Le député national Carly Nzanzu Kasivita plaide pour une réforme immédiate de la stratégie militaire face à l’expansion fulgurante de la menace terroriste des ADF (Forces démocratiques alliées). Dans une démarche officielle adressée au président Félix Tshisekedi, l’élu de Beni et ancien gouverneur du Nord-Kivu propose d’adapter l’appareil sécuritaire en combinant guerre asymétrique, renseignement de proximité et création d’une force de « local defence » rigoureusement encadrée par l’État.
Dans un entretien avec la presse, le parlementaire affirme qu’ « il y a dix ans, l’activisme des ADF était géographiquement confiné à deux territoires de la région de Beni. Aujourd’hui, le mode opératoire du groupe s’est étendu de manière critique. Les terroristes opèrent désormais dans six territoires répartis à travers quatre provinces de la République démocratique du Congo. Cette dispersion géographique démontre les limites des schémas militaires conventionnels face à une menace devenue globale et diffuse ».
La proposition phare du député national repose sur la mise en place d’unités de local defence. L’objectif affiché n’est nullement de substituer ou de concurrencer les Forces armées de la République démocratique du Congo (FARDC), mais bien de renforcer leurs efforts opérationnels.
En raison de leur mode opératoire asymétrique, les ADF contournent les lignes de front pour massacrer les populations civiles dans des villages isolés et enclavés. Ces unités locales, grâce à leur parfaite connaissance du terrain, serviraient, selon lui, de bouclier immédiat et de dispositif d’alerte précoce pour bloquer les incursions résiduelles.
« Il faut que le système s’adapte : un renseignement de proximité. Mais au-delà de ça, il faut faire participer la population à la sécurité. Il faut créer la local defence qui va renforcer les efforts des FARDC, parce qu’il ne s’agit pas de substituer l’armée. On veut renforcer les efforts de nos services de sécurité qui combattent les ADF. Mais à cause de leur mode opératoire asymétrique, ils viennent tuer les populations dans des villages isolés. C’est pourquoi j’ai pensé qu’il serait important d’appuyer les efforts de nos FARDC par la création de la local defence », a expliqué Kasivita.
Carly Nzanzu Kasivita insiste sur le fait que cette force doit être exclusivement créée, formée et contrôlée par l’État congolais. Cette centralisation institutionnelle est indispensable pour éviter le désordre et l’imbroglio observés au sein de certains éléments des mouvements dits « Wazalendo ».

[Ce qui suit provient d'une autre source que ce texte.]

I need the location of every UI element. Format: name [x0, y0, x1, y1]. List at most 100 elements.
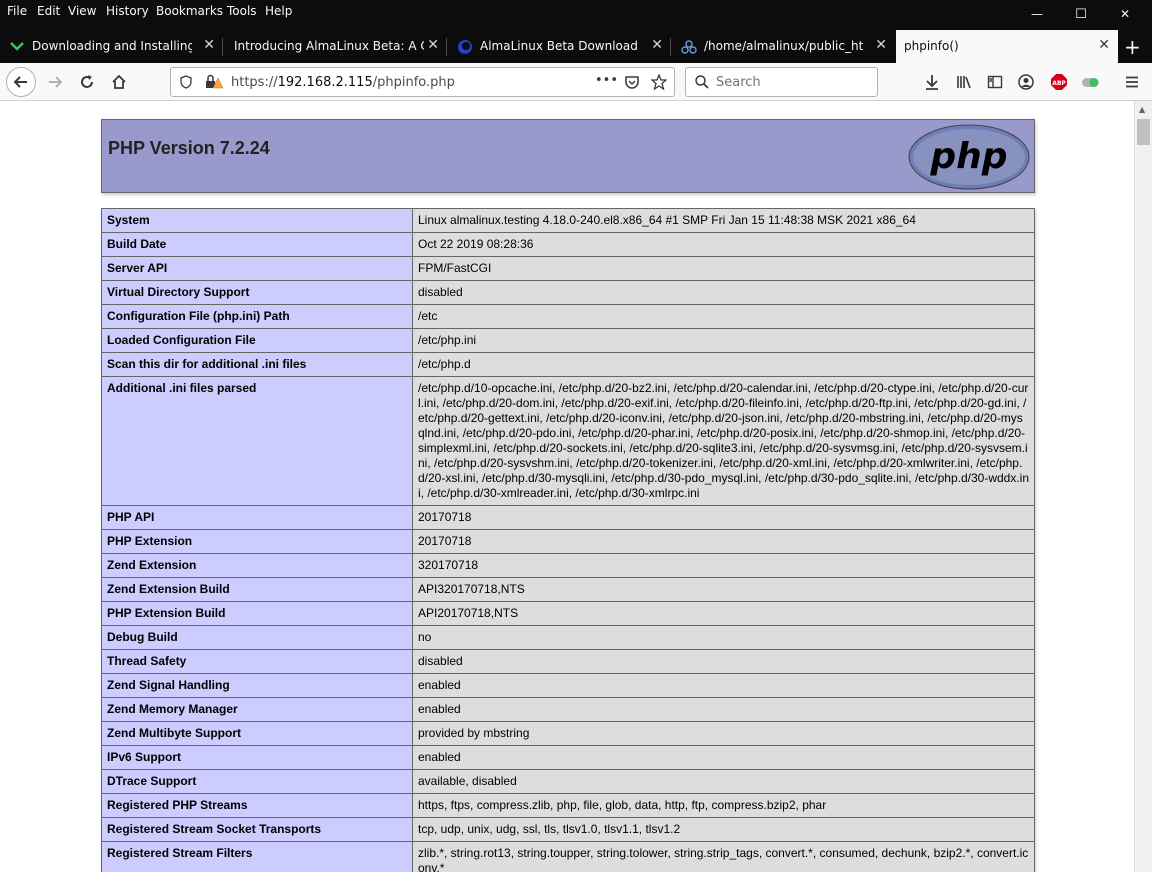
tab-title: Introducing AlmaLinux Beta: A Co [234, 39, 424, 53]
row-value: Oct 22 2019 08:28:36 [412, 232, 1035, 257]
library-button[interactable] [950, 69, 978, 95]
maximize-button[interactable]: ☐ [1066, 2, 1096, 26]
close-tab-icon[interactable]: ✕ [427, 37, 439, 53]
menu-help[interactable]: Help [265, 4, 292, 18]
tab-title: /home/almalinux/public_html [704, 39, 864, 53]
row-key: Zend Multibyte Support [101, 721, 413, 746]
row-value: tcp, udp, unix, udg, ssl, tls, tlsv1.0, … [412, 817, 1035, 842]
account-button[interactable] [1012, 69, 1040, 95]
table-row: Additional .ini files parsed/etc/php.d/1… [101, 376, 1035, 506]
downloads-button[interactable] [918, 69, 946, 95]
row-value: provided by mbstring [412, 721, 1035, 746]
vertical-scrollbar[interactable]: ▲ [1134, 101, 1152, 872]
table-row: PHP Extension 20170718 [101, 529, 1035, 554]
row-value: enabled [412, 673, 1035, 698]
search-icon [695, 75, 709, 89]
menu-history[interactable]: History [106, 4, 149, 18]
row-key: Zend Signal Handling [101, 673, 413, 698]
scrollbar-thumb[interactable] [1137, 119, 1150, 145]
php-version-header: PHP Version 7.2.24 php [101, 119, 1035, 193]
row-value: disabled [412, 280, 1035, 305]
close-tab-icon[interactable]: ✕ [875, 37, 887, 53]
php-logo[interactable]: php [908, 124, 1030, 190]
row-key: System [101, 208, 413, 233]
url-text[interactable]: https://192.168.2.115/phpinfo.php [231, 75, 455, 90]
row-key: PHP Extension Build [101, 601, 413, 626]
table-row: Zend Extension Build API320170718,NTS [101, 577, 1035, 602]
tab-separator [222, 38, 223, 56]
row-key: Virtual Directory Support [101, 280, 413, 305]
almalinux-tab-icon [458, 40, 472, 54]
adblock-plus-button[interactable]: ABP [1045, 69, 1073, 95]
table-row: Debug Build no [101, 625, 1035, 650]
row-value: API320170718,NTS [412, 577, 1035, 602]
search-bar[interactable]: Search [685, 67, 878, 97]
menu-bookmarks[interactable]: Bookmarks [156, 4, 223, 18]
tab-phpinfo[interactable]: phpinfo() ✕ [896, 30, 1118, 63]
table-row: Scan this dir for additional .ini files /… [101, 352, 1035, 377]
insecure-lock-warning-icon[interactable] [204, 74, 224, 90]
menu-view[interactable]: View [68, 4, 96, 18]
tab-title: AlmaLinux Beta Download Link [480, 39, 640, 53]
close-window-button[interactable]: ✕ [1110, 2, 1140, 26]
tab-almalinux-download[interactable]: AlmaLinux Beta Download Link ✕ [448, 30, 671, 63]
forward-button[interactable] [41, 69, 69, 95]
close-tab-icon[interactable]: ✕ [1098, 37, 1110, 53]
scroll-up-arrow-icon[interactable]: ▲ [1139, 105, 1145, 114]
tab-public-html[interactable]: /home/almalinux/public_html ✕ [672, 30, 895, 63]
row-value: API20170718,NTS [412, 601, 1035, 626]
row-value: /etc/php.d [412, 352, 1035, 377]
app-menu-button[interactable] [1118, 69, 1146, 95]
row-key: IPv6 Support [101, 745, 413, 770]
row-value: /etc [412, 304, 1035, 329]
minimize-button[interactable]: — [1022, 2, 1052, 26]
bookmark-star-icon[interactable] [651, 74, 667, 90]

« Il y a des vrais et des faux Wazalendo, et les dérives de certains handicapent sérieusement les actions des FARDC sur le terrain », constate l’élu.
Pour pallier le risque de prolifération incontrôlée d’armes et de violences, la sélection des volontaires de la local defence devra répondre à des critères stricts liés à la moralité, à l’éthique et au patriotisme, sous la supervision directe du commandement militaire. Face à une tragédie humaine ayant déjà coûté la vie à des milliers de civils, cette approche propose un compromis entre l’élan patriotique populaire et la rigueur de la discipline républicaine.